I don't think IDEs are really a big issue. Having said that, I'm just about done with a first cut at a plugin for IntelliJ (my REPL is being flaky). I understand that Eclipse is much, much more popular, but I like IntelliJ much, much better. Plus, I suspect the intersection of Java developers interested in Arc and Java developers who use IntelliJ will be slightly higher.
A good IDE makes programming easier, but I don't think that Eclipse fits the bill in that regard. I personally prefer NetBeans for a lot of reasons (IntelliJ is much better, and the most recent versions of Visual C#/etc are getting there). I'm not talking about wizards here; there are some things that I like using wizards for, mainly things that are just tedious like creating web service clients for a provided WSDL, I'm talking about useful things like organizing and navigating source code.
A good IDE helps you with large projects, especially with multiple developers, and a bad IDE is just a glorified editor with a lot of extra clutter. Eclipse is that with a lot of extra bugginess, IMO. Given all of the assinine bugs I've found in it, I'm frankly amazed that anyone uses it, let alone uses it as a platform for their own tools (Flex?).

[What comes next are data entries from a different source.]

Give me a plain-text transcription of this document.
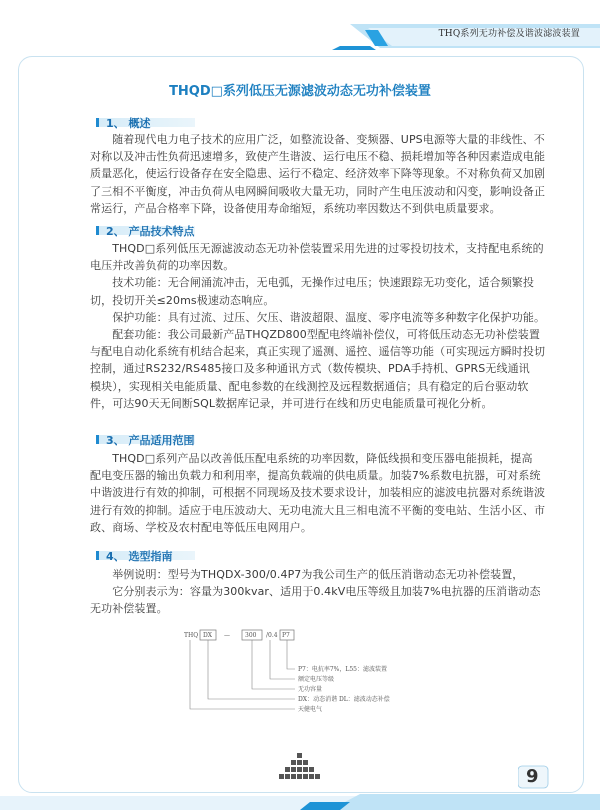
THQ系列无功补偿及谐波滤波装置
THQD□系列低压无源滤波动态无功补偿装置
1、 概述
　　随着现代电力电子技术的应用广泛，如整流设备、变频器、UPS电源等大量的非线性、不
对称以及冲击性负荷迅速增多，致使产生谐波、运行电压不稳、损耗增加等各种因素造成电能
质量恶化，使运行设备存在安全隐患、运行不稳定、经济效率下降等现象。不对称负荷又加剧
了三相不平衡度，冲击负荷从电网瞬间吸收大量无功，同时产生电压波动和闪变，影响设备正
常运行，产品合格率下降，设备使用寿命缩短，系统功率因数达不到供电质量要求。
2、 产品技术特点
　　THQD□系列低压无源滤波动态无功补偿装置采用先进的过零投切技术，支持配电系统的
电压并改善负荷的功率因数。
　　技术功能：无合闸涌流冲击，无电弧，无操作过电压；快速跟踪无功变化，适合频繁投
切，投切开关≤20ms极速动态响应。
　　保护功能：具有过流、过压、欠压、谐波超限、温度、零序电流等多种数字化保护功能。
　　配套功能：我公司最新产品THQZD800型配电终端补偿仪，可将低压动态无功补偿装置
与配电自动化系统有机结合起来，真正实现了遥测、遥控、遥信等功能（可实现远方瞬时投切
控制，通过RS232/RS485接口及多种通讯方式（数传模块、PDA手持机、GPRS无线通讯
模块），实现相关电能质量、配电参数的在线测控及远程数据通信；具有稳定的后台驱动软
件，可达90天无间断SQL数据库记录，并可进行在线和历史电能质量可视化分析。
3、 产品适用范围
　　THQD□系列产品以改善低压配电系统的功率因数，降低线损和变压器电能损耗，提高
配电变压器的输出负载力和利用率，提高负载端的供电质量。加装7%系数电抗器，可对系统
中谐波进行有效的抑制，可根据不同现场及技术要求设计，加装相应的滤波电抗器对系统谐波
进行有效的抑制。适应于电压波动大、无功电流大且三相电流不平衡的变电站、生活小区、市
政、商场、学校及农村配电等低压电网用户。
4、 选型指南
　　举例说明：型号为THQDX-300/0.4P7为我公司生产的低压消谐动态无功补偿装置，
　　它分别表示为：容量为300kvar、适用于0.4kV电压等级且加装7%电抗器的压消谐动态
无功补偿装置。
THQ DX —	300 /0.4 P7
P7：电抗率7%，L55：滤波装置
额定电压等级
无功容量
DX：动态消谐 DL：滤波动态补偿
天健电气
9
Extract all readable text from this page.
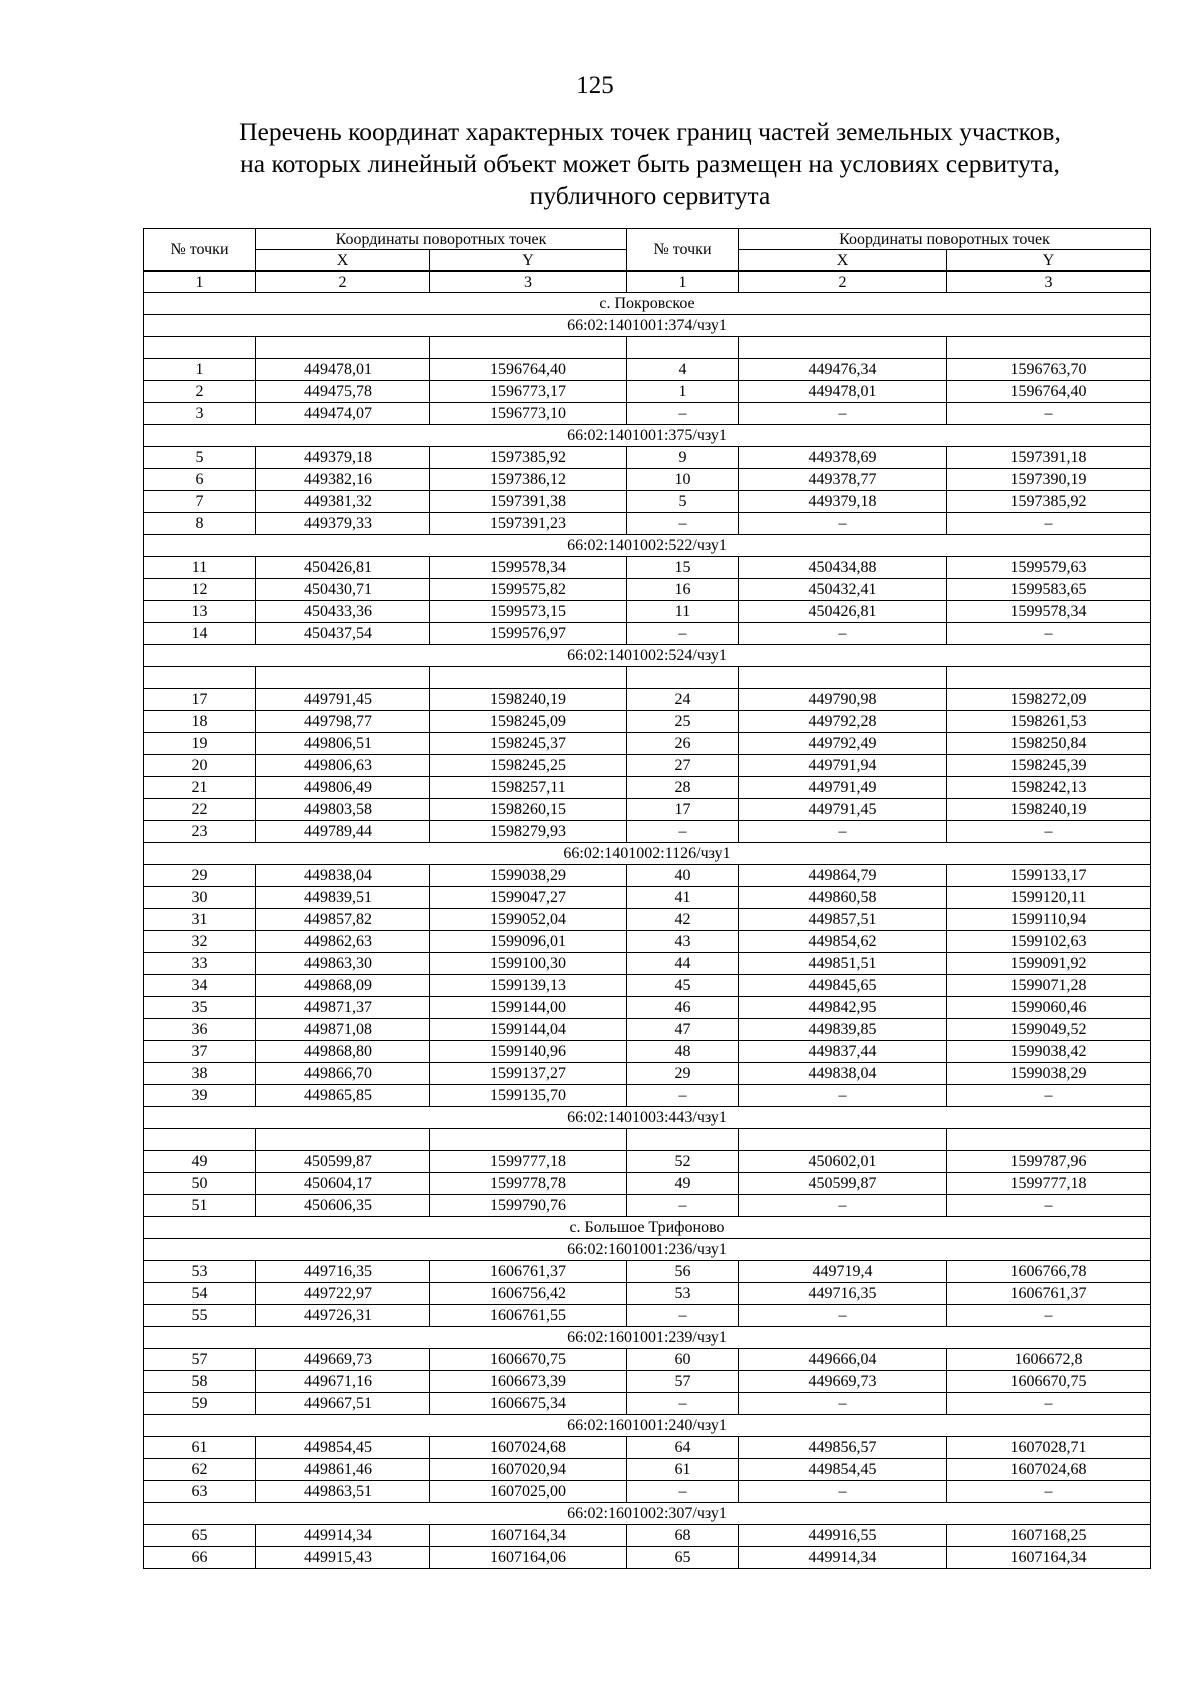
125
Перечень координат характерных точек границ частей земельных участков,
на которых линейный объект может быть размещен на условиях сервитута,
публичного сервитута
№ точки	Координаты поворотных точек		№ точки	Координаты поворотных точек	
	X	Y		X	Y
1	2	3	1	2	3
с. Покровское					
66:02:1401001:374/чзу1					

1	449478,01	1596764,40	4	449476,34	1596763,70
2	449475,78	1596773,17	1	449478,01	1596764,40
3	449474,07	1596773,10	–	–	–
66:02:1401001:375/чзу1					
5	449379,18	1597385,92	9	449378,69	1597391,18
6	449382,16	1597386,12	10	449378,77	1597390,19
7	449381,32	1597391,38	5	449379,18	1597385,92
8	449379,33	1597391,23	–	–	–
66:02:1401002:522/чзу1					
11	450426,81	1599578,34	15	450434,88	1599579,63
12	450430,71	1599575,82	16	450432,41	1599583,65
13	450433,36	1599573,15	11	450426,81	1599578,34
14	450437,54	1599576,97	–	–	–
66:02:1401002:524/чзу1					

17	449791,45	1598240,19	24	449790,98	1598272,09
18	449798,77	1598245,09	25	449792,28	1598261,53
19	449806,51	1598245,37	26	449792,49	1598250,84
20	449806,63	1598245,25	27	449791,94	1598245,39
21	449806,49	1598257,11	28	449791,49	1598242,13
22	449803,58	1598260,15	17	449791,45	1598240,19
23	449789,44	1598279,93	–	–	–
66:02:1401002:1126/чзу1					
29	449838,04	1599038,29	40	449864,79	1599133,17
30	449839,51	1599047,27	41	449860,58	1599120,11
31	449857,82	1599052,04	42	449857,51	1599110,94
32	449862,63	1599096,01	43	449854,62	1599102,63
33	449863,30	1599100,30	44	449851,51	1599091,92
34	449868,09	1599139,13	45	449845,65	1599071,28
35	449871,37	1599144,00	46	449842,95	1599060,46
36	449871,08	1599144,04	47	449839,85	1599049,52
37	449868,80	1599140,96	48	449837,44	1599038,42
38	449866,70	1599137,27	29	449838,04	1599038,29
39	449865,85	1599135,70	–	–	–
66:02:1401003:443/чзу1					

49	450599,87	1599777,18	52	450602,01	1599787,96
50	450604,17	1599778,78	49	450599,87	1599777,18
51	450606,35	1599790,76	–	–	–
с. Большое Трифоново					
66:02:1601001:236/чзу1					
53	449716,35	1606761,37	56	449719,4	1606766,78
54	449722,97	1606756,42	53	449716,35	1606761,37
55	449726,31	1606761,55	–	–	–
66:02:1601001:239/чзу1					
57	449669,73	1606670,75	60	449666,04	1606672,8
58	449671,16	1606673,39	57	449669,73	1606670,75
59	449667,51	1606675,34	–	–	–
66:02:1601001:240/чзу1					
61	449854,45	1607024,68	64	449856,57	1607028,71
62	449861,46	1607020,94	61	449854,45	1607024,68
63	449863,51	1607025,00	–	–	–
66:02:1601002:307/чзу1					
65	449914,34	1607164,34	68	449916,55	1607168,25
66	449915,43	1607164,06	65	449914,34	1607164,34
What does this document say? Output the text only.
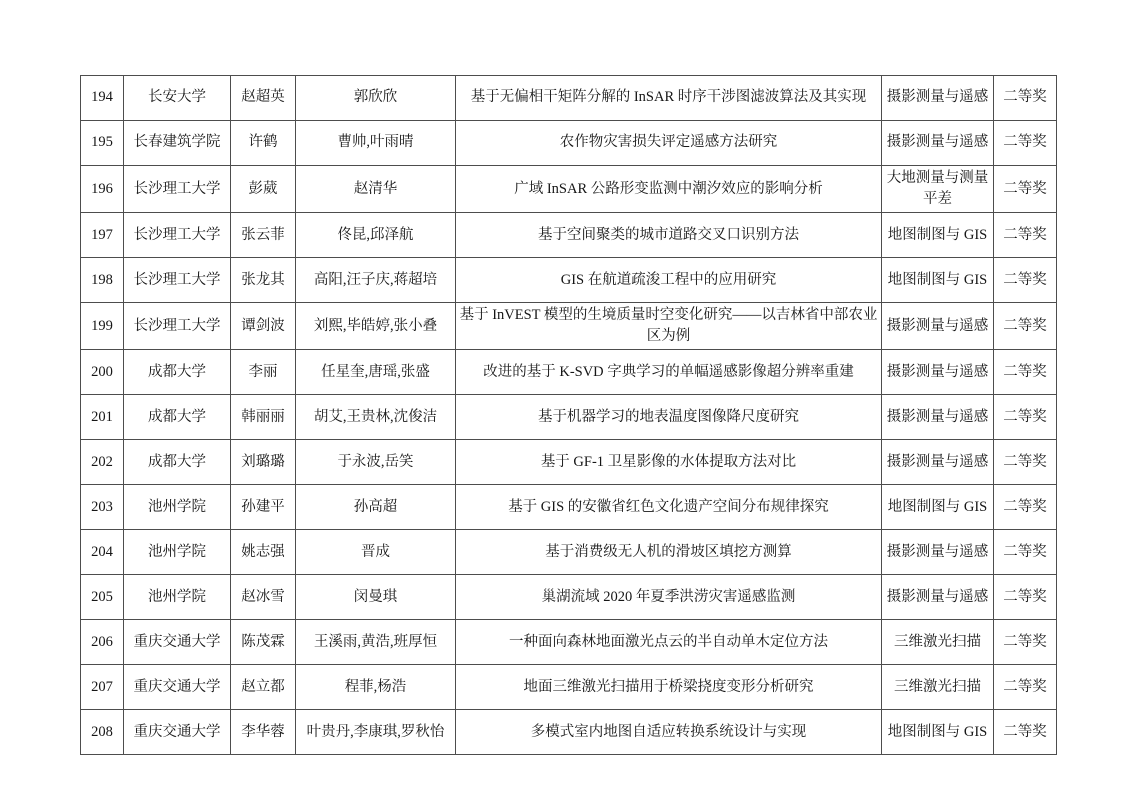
194	长安大学	赵超英	郭欣欣	基于无偏相干矩阵分解的 InSAR 时序干涉图滤波算法及其实现	摄影测量与遥感	二等奖
195	长春建筑学院	许鹤	曹帅,叶雨晴	农作物灾害损失评定遥感方法研究	摄影测量与遥感	二等奖
196	长沙理工大学	彭葳	赵清华	广域 InSAR 公路形变监测中潮汐效应的影响分析	大地测量与测量平差	二等奖
197	长沙理工大学	张云菲	佟昆,邱泽航	基于空间聚类的城市道路交叉口识别方法	地图制图与 GIS	二等奖
198	长沙理工大学	张龙其	高阳,汪子庆,蒋超培	GIS 在航道疏浚工程中的应用研究	地图制图与 GIS	二等奖
199	长沙理工大学	谭剑波	刘熙,毕皓婷,张小叠	基于 InVEST 模型的生境质量时空变化研究——以吉林省中部农业区为例	摄影测量与遥感	二等奖
200	成都大学	李丽	任星奎,唐瑶,张盛	改进的基于 K-SVD 字典学习的单幅遥感影像超分辨率重建	摄影测量与遥感	二等奖
201	成都大学	韩丽丽	胡艾,王贵林,沈俊洁	基于机器学习的地表温度图像降尺度研究	摄影测量与遥感	二等奖
202	成都大学	刘璐璐	于永波,岳笑	基于 GF-1 卫星影像的水体提取方法对比	摄影测量与遥感	二等奖
203	池州学院	孙建平	孙高超	基于 GIS 的安徽省红色文化遗产空间分布规律探究	地图制图与 GIS	二等奖
204	池州学院	姚志强	晋成	基于消费级无人机的滑坡区填挖方测算	摄影测量与遥感	二等奖
205	池州学院	赵冰雪	闵曼琪	巢湖流域 2020 年夏季洪涝灾害遥感监测	摄影测量与遥感	二等奖
206	重庆交通大学	陈茂霖	王溪雨,黄浩,班厚恒	一种面向森林地面激光点云的半自动单木定位方法	三维激光扫描	二等奖
207	重庆交通大学	赵立都	程菲,杨浩	地面三维激光扫描用于桥梁挠度变形分析研究	三维激光扫描	二等奖
208	重庆交通大学	李华蓉	叶贵丹,李康琪,罗秋怡	多模式室内地图自适应转换系统设计与实现	地图制图与 GIS	二等奖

I'm just getting into Lisp again after being introduced to it in college before learning how to program, and I'm liking it quite a bit. I'm using JEdit and DrScheme for the most part, and it's working pretty well so far. But I'd rather use IntelliJ or Visual C# or SharpDevelop, because I'm lazy and don't want to waste time with stuff that isn't actually programming.
I think one reason that Rails has done so well is that the vast majority of the people who use it don't write much code. Most of the code that they "write" is stuff they got from someone else via one of the forums. It's stunningly easy to build a reasonable though generic-looking site in Rails without writing much code, which makes it great for newbies.
For large projects, in my experience Rails falls flat on its face. When I ditched that company, our developers were spending about as much time running unit tests as they were writing code. That ended up being about as agile as a beached trimaster with torn sails. (Rails didn't force us into that approach, nepotism did. A collection of small Rails apps would have worked pretty well.)